I replaced most bolts in the kit for new ones I turned in acrylic using my lathe. I also removed molded on bolt heads and replaced them for real watchmaker metal nuts and bolts, painted with Humbrol Gunmetal MetalCote, and glued on pre-drilled holes. I used this method to add realism to plates bolted to the main body, bearing housings and flywheel supports. I wish I had a few more of these bolts in different sizes...

Weathering started by sealing the green and red paint with a semi-gloss acrylic varnish. It was followed by a wash of burnt umber all over the model, switching to pure lamp black on a few spots. Once dry, I used the sponge method to simulate old (dark brown) and new (light green) paint chipping, mostly on corners and edges. Sometimes I used the first over the second. Next I applied a good amount of dust and earth pigments diluted with mineral spirits over horizontal surfaces, recesses and depressions - wherever dust would accumulate. Once dry, I used streaking fluids to make dripping marks. 

The final weathering step was the application of lubricant deposits and leaks. Of course the effect was concentrated around bearings, movable parts, but I also added the effect around some bolts, as it could easily pass as condensed steam.

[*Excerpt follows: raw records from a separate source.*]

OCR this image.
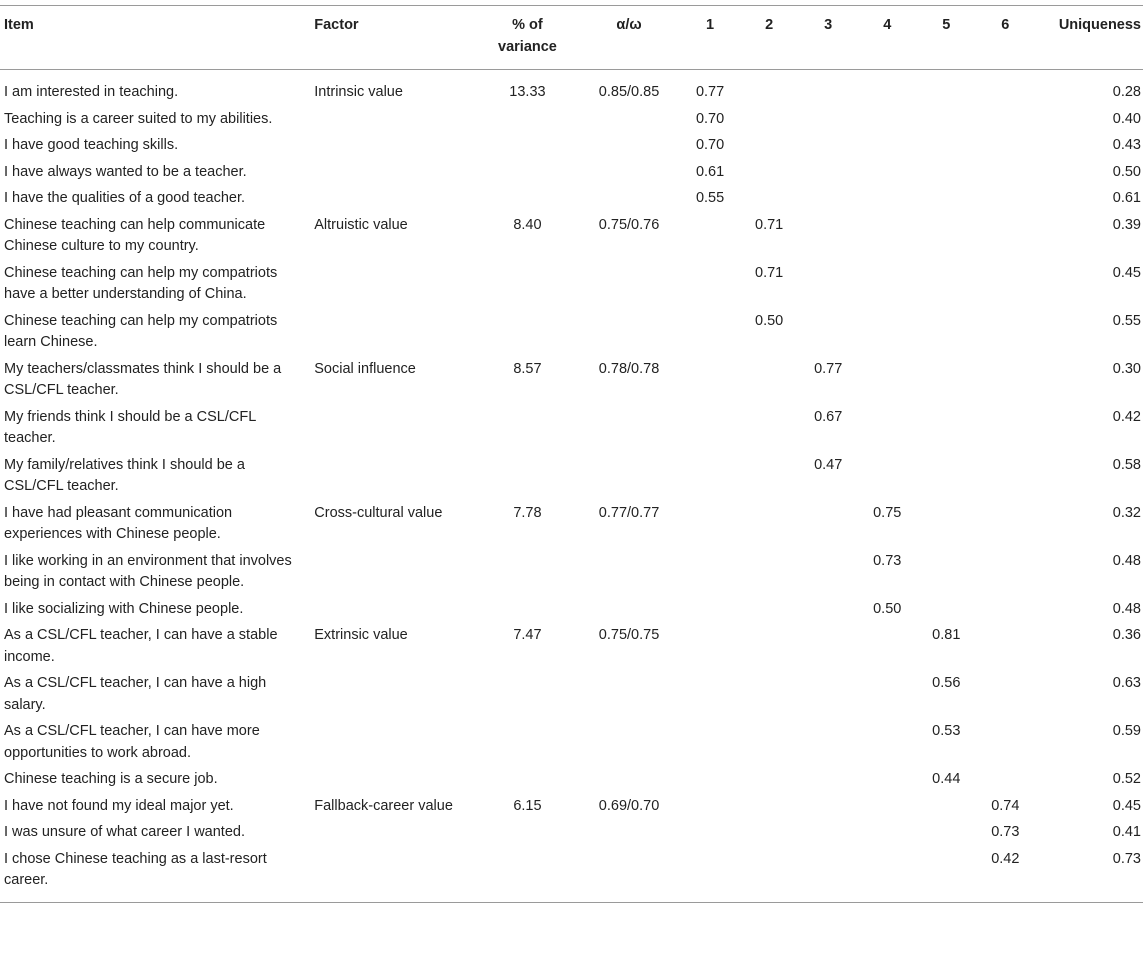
Item	Factor	% of variance	α/ω	1	2	3	4	5	6	Uniqueness
I am interested in teaching.	Intrinsic value	13.33	0.85/0.85	0.77						0.28
Teaching is a career suited to my abilities.				0.70						0.40
I have good teaching skills.				0.70						0.43
I have always wanted to be a teacher.				0.61						0.50
I have the qualities of a good teacher.				0.55						0.61
Chinese teaching can help communicate Chinese culture to my country.	Altruistic value	8.40	0.75/0.76		0.71					0.39
Chinese teaching can help my compatriots have a better understanding of China.					0.71					0.45
Chinese teaching can help my compatriots learn Chinese.					0.50					0.55
My teachers/classmates think I should be a CSL/CFL teacher.	Social influence	8.57	0.78/0.78			0.77				0.30
My friends think I should be a CSL/CFL teacher.						0.67				0.42
My family/relatives think I should be a CSL/CFL teacher.						0.47				0.58
I have had pleasant communication experiences with Chinese people.	Cross-cultural value	7.78	0.77/0.77				0.75			0.32
I like working in an environment that involves being in contact with Chinese people.							0.73			0.48
I like socializing with Chinese people.							0.50			0.48
As a CSL/CFL teacher, I can have a stable income.	Extrinsic value	7.47	0.75/0.75					0.81		0.36
As a CSL/CFL teacher, I can have a high salary.								0.56		0.63
As a CSL/CFL teacher, I can have more opportunities to work abroad.								0.53		0.59
Chinese teaching is a secure job.								0.44		0.52
I have not found my ideal major yet.	Fallback-career value	6.15	0.69/0.70						0.74	0.45
I was unsure of what career I wanted.									0.73	0.41
I chose Chinese teaching as a last-resort career.									0.42	0.73
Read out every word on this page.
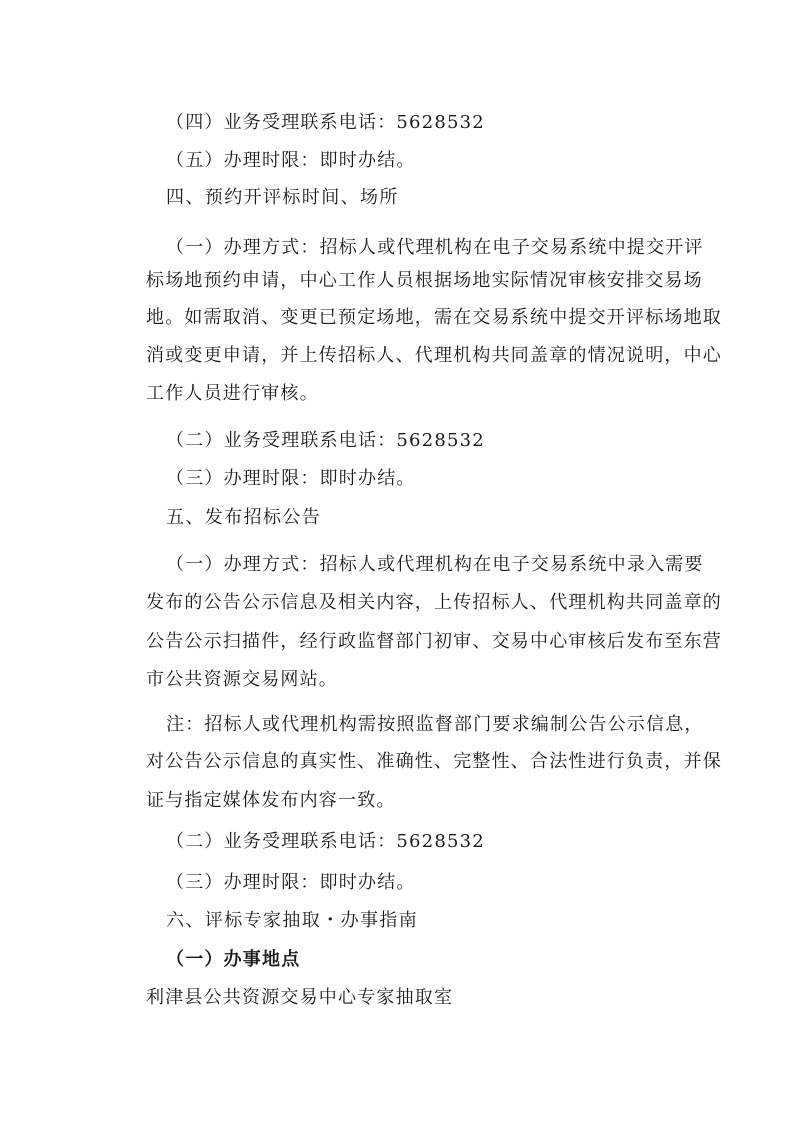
（四）业务受理联系电话：5628532
（五）办理时限：即时办结。
四、预约开评标时间、场所
（一）办理方式：招标人或代理机构在电子交易系统中提交开评
标场地预约申请，中心工作人员根据场地实际情况审核安排交易场
地。如需取消、变更已预定场地，需在交易系统中提交开评标场地取
消或变更申请，并上传招标人、代理机构共同盖章的情况说明，中心
工作人员进行审核。
（二）业务受理联系电话：5628532
（三）办理时限：即时办结。
五、发布招标公告
（一）办理方式：招标人或代理机构在电子交易系统中录入需要
发布的公告公示信息及相关内容，上传招标人、代理机构共同盖章的
公告公示扫描件，经行政监督部门初审、交易中心审核后发布至东营
市公共资源交易网站。
注：招标人或代理机构需按照监督部门要求编制公告公示信息，
对公告公示信息的真实性、准确性、完整性、合法性进行负责，并保
证与指定媒体发布内容一致。
（二）业务受理联系电话：5628532
（三）办理时限：即时办结。
六、评标专家抽取・办事指南
（一）办事地点
利津县公共资源交易中心专家抽取室
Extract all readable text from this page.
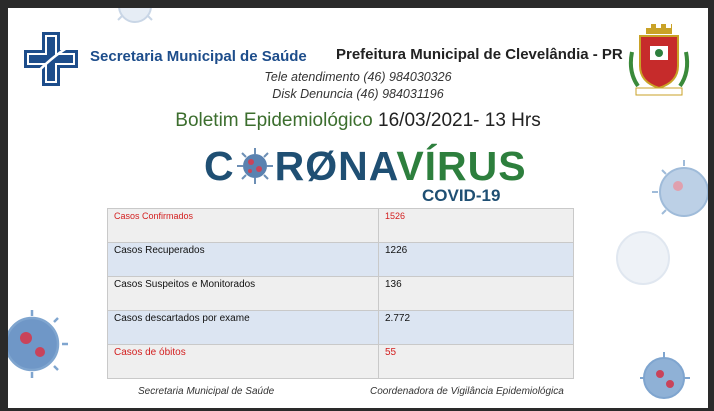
Secretaria Municipal de Saúde Prefeitura Municipal de Clevelândia - PR
Tele atendimento (46) 984030326
Disk Denuncia (46) 984031196
Boletim Epidemiológico 16/03/2021- 13 Hrs
C RØNAVÍRUS
COVID-19
Casos Confirmados	1526
Casos Recuperados	1226
Casos Suspeitos e Monitorados	136
Casos descartados por exame	2.772
Casos de óbitos	55
Secretaria Municipal de Saúde	Coordenadora de Vigilância Epidemiológica
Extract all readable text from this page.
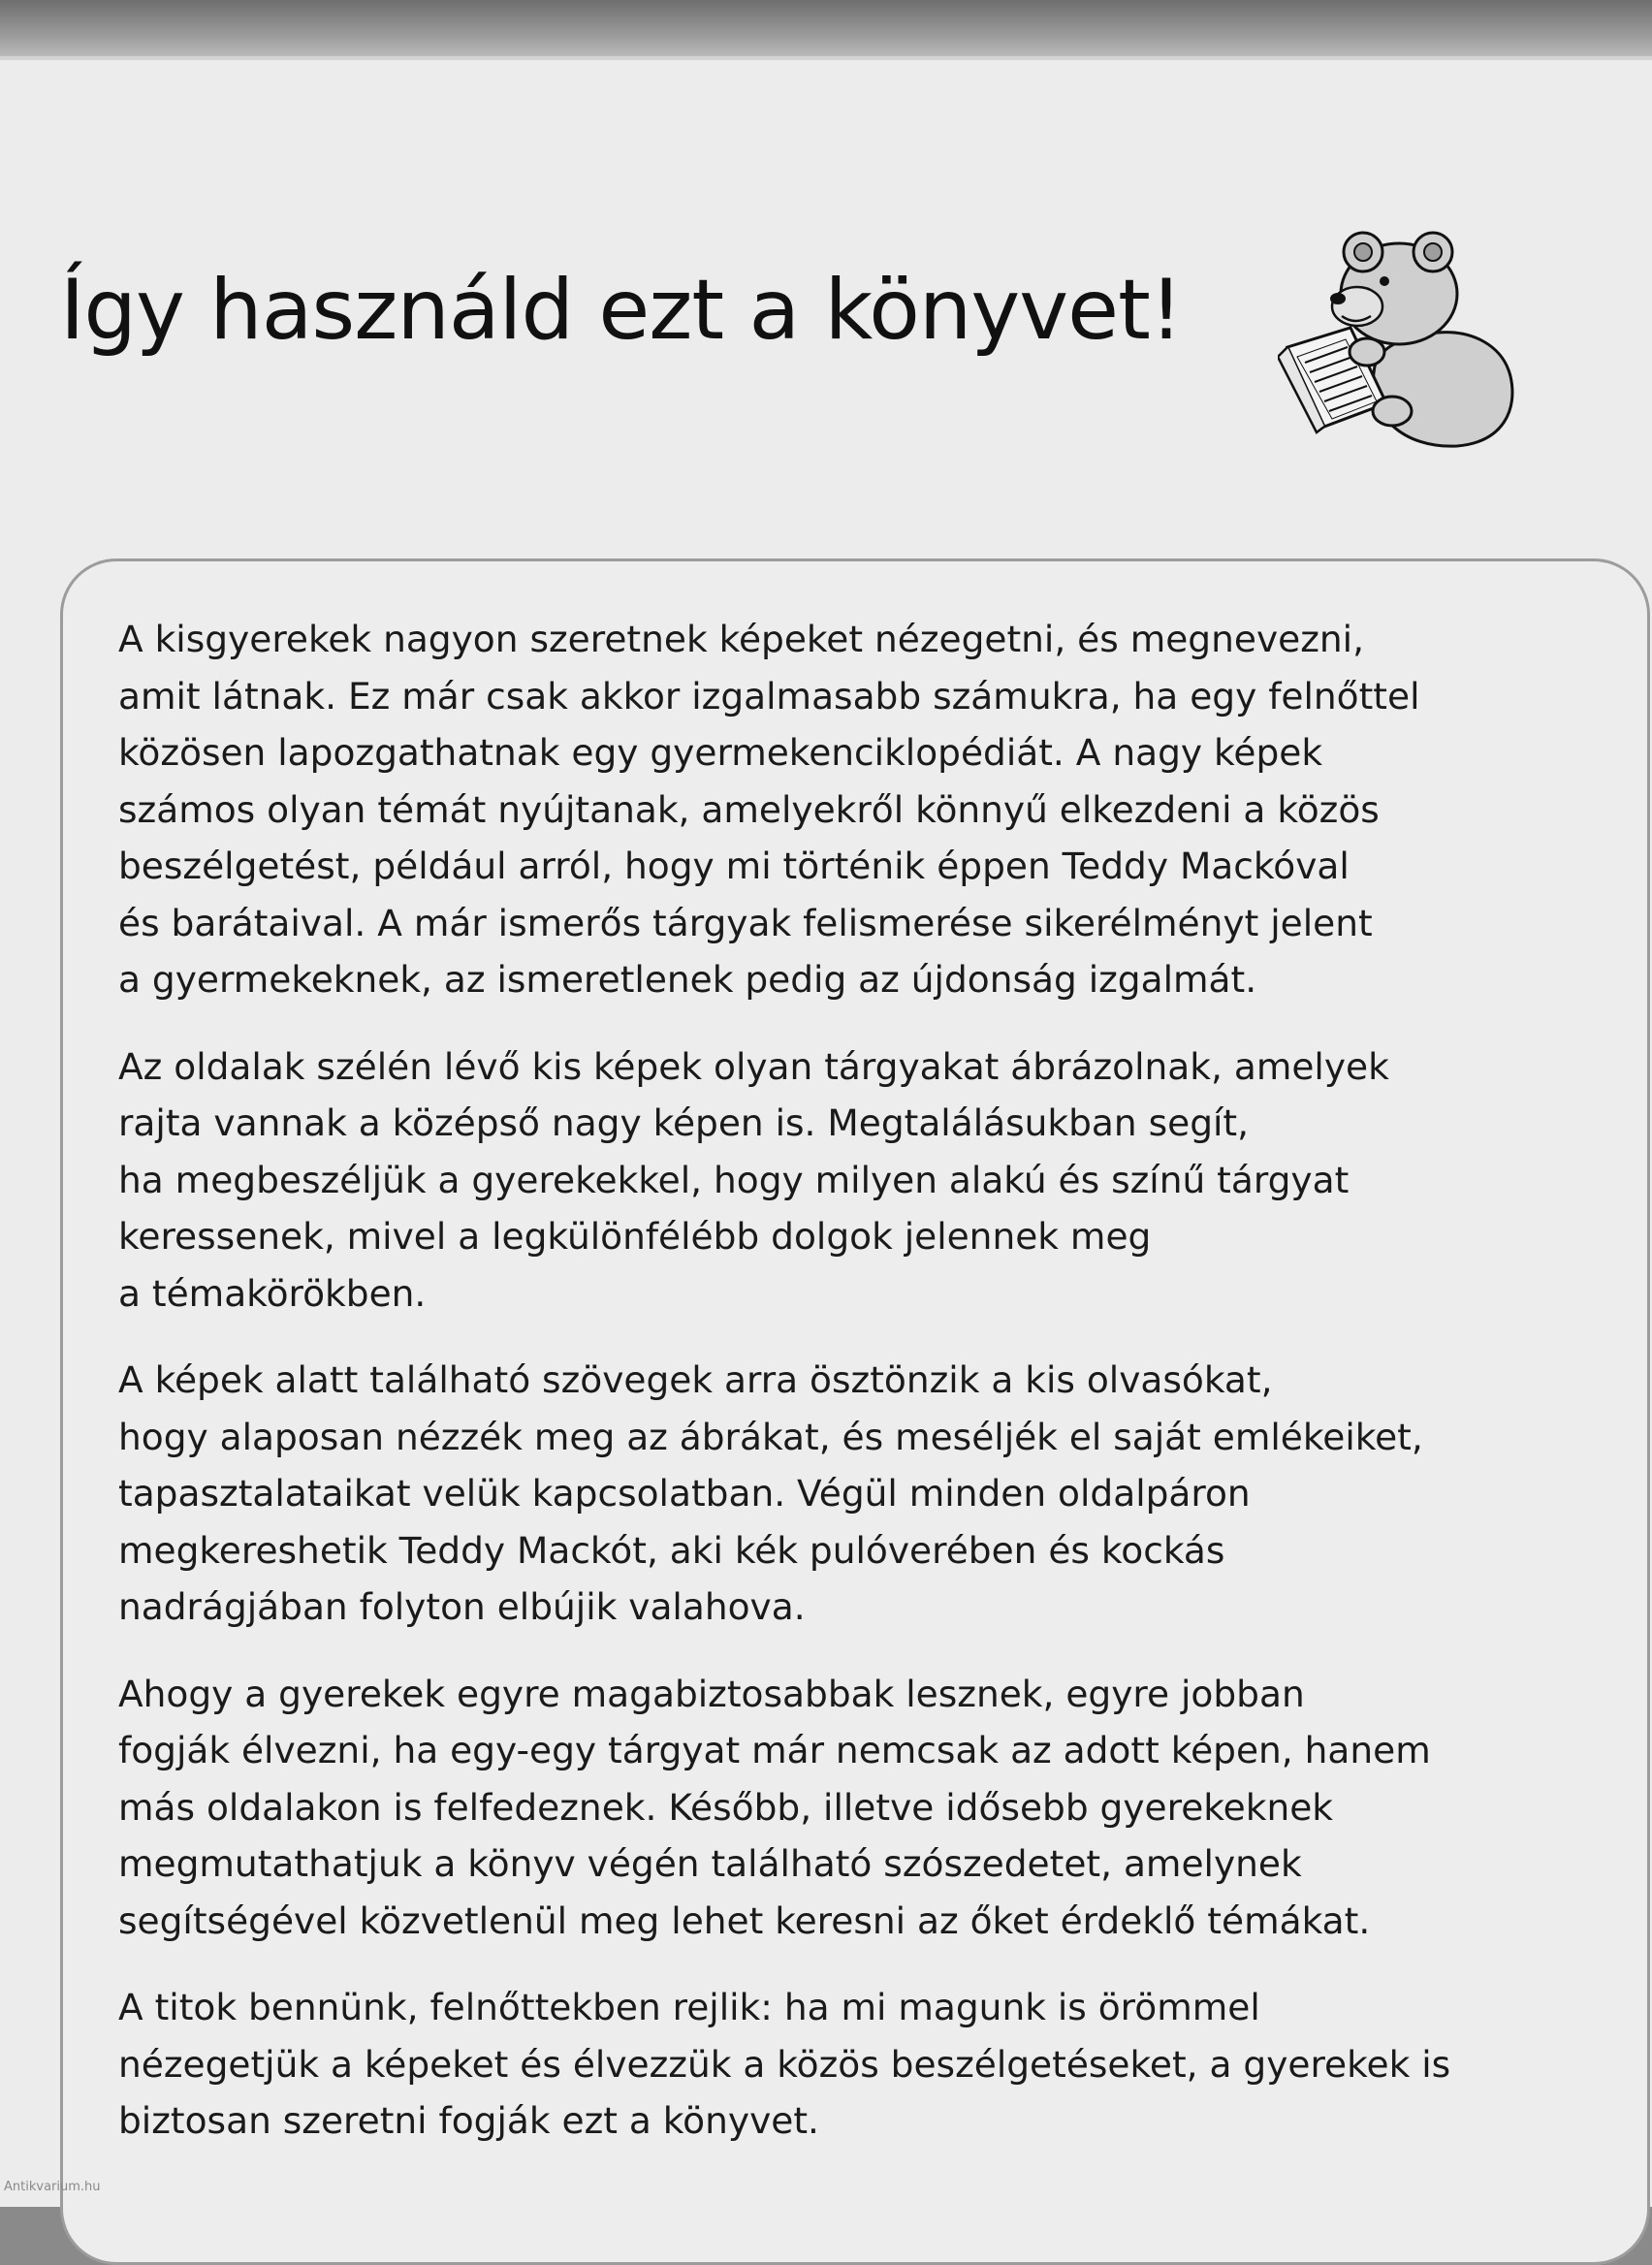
Így használd ezt a könyvet!

A kisgyerekek nagyon szeretnek képeket nézegetni, és megnevezni,
amit látnak. Ez már csak akkor izgalmasabb számukra, ha egy felnőttel
közösen lapozgathatnak egy gyermekenciklopédiát. A nagy képek
számos olyan témát nyújtanak, amelyekről könnyű elkezdeni a közös
beszélgetést, például arról, hogy mi történik éppen Teddy Mackóval
és barátaival. A már ismerős tárgyak felismerése sikerélményt jelent
a gyermekeknek, az ismeretlenek pedig az újdonság izgalmát.

Az oldalak szélén lévő kis képek olyan tárgyakat ábrázolnak, amelyek
rajta vannak a középső nagy képen is. Megtalálásukban segít,
ha megbeszéljük a gyerekekkel, hogy milyen alakú és színű tárgyat
keressenek, mivel a legkülönfélébb dolgok jelennek meg
a témakörökben.

A képek alatt található szövegek arra ösztönzik a kis olvasókat,
hogy alaposan nézzék meg az ábrákat, és meséljék el saját emlékeiket,
tapasztalataikat velük kapcsolatban. Végül minden oldalpáron
megkereshetik Teddy Mackót, aki kék pulóverében és kockás
nadrágjában folyton elbújik valahova.

Ahogy a gyerekek egyre magabiztosabbak lesznek, egyre jobban
fogják élvezni, ha egy-egy tárgyat már nemcsak az adott képen, hanem
más oldalakon is felfedeznek. Később, illetve idősebb gyerekeknek
megmutathatjuk a könyv végén található szószedetet, amelynek
segítségével közvetlenül meg lehet keresni az őket érdeklő témákat.

A titok bennünk, felnőttekben rejlik: ha mi magunk is örömmel
nézegetjük a képeket és élvezzük a közös beszélgetéseket, a gyerekek is
biztosan szeretni fogják ezt a könyvet.

Antikvarium.hu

The metalic parts were painted with Tamiya and Vallejo acrylics. I hate metalic acrylic colors, but since was a not-so-serious project, I preferred to use the few I have than throwing them away, The secret is to keep them looking like cast metal parts, and their acrylic nature helps a lot in this regards, because their pigments are not as thin as in the enamel/lacquer counterparts. I used them on the crankshaft, crankshaft bar and linkages.

The flywheel and the scratchbuilt pulley were painted in Tamiya Flat Black (XF-1) and rubbed with Uschi van der Rosten Iron and Steel metallic powders.

The base is composed by two MDF boards superposed. The top one was covered with melamine surface, which played concrete surface. It was just a matter of scribing the dividing lines and a generous dark brown oils wash. Add a few pools of oil here and there and you have a convincing concrete surface. I also turned the fixing stakes in acrylic to simulate the fixature of the engine to the ground, replacing the molded on ones that come with the kit. And they truly work as fixing devices!

I forgot to mention that the piston/slide valve can be viewed by removing their cover (part #32). I painted the interior surfaces Aluminum and highlighted the steam feeding channels with blue:


And it works:

Ok, I like engineering projects, and this was not for my daughter's school project. I built this engine because I liked it, and the challenge of making a realistic weathering in something other than tanks and aircraft. More importantly, it was a nice diversion from my usual confort zone, and truly improved my modeling skills...

Definitely I'll be trying that different again soon. You should try too... it is guaranteed fun.

Technical file
- Airfix #A05870

Basic colors: 
- Primer: general purpose automotive grey primer
- Cast iron finish: Colorgin Antiderrapante (anti-slip) spray can
- Basic colors: Vallejo mixes
- Metalic colors: Uschi van der Rosten pigments, Humbrol Metal Cote Gunmetal, Tamiya acrylics.
- Semi-gloss finish: Testors Model Master Acryl 
- A few scratchbuilt details (see text).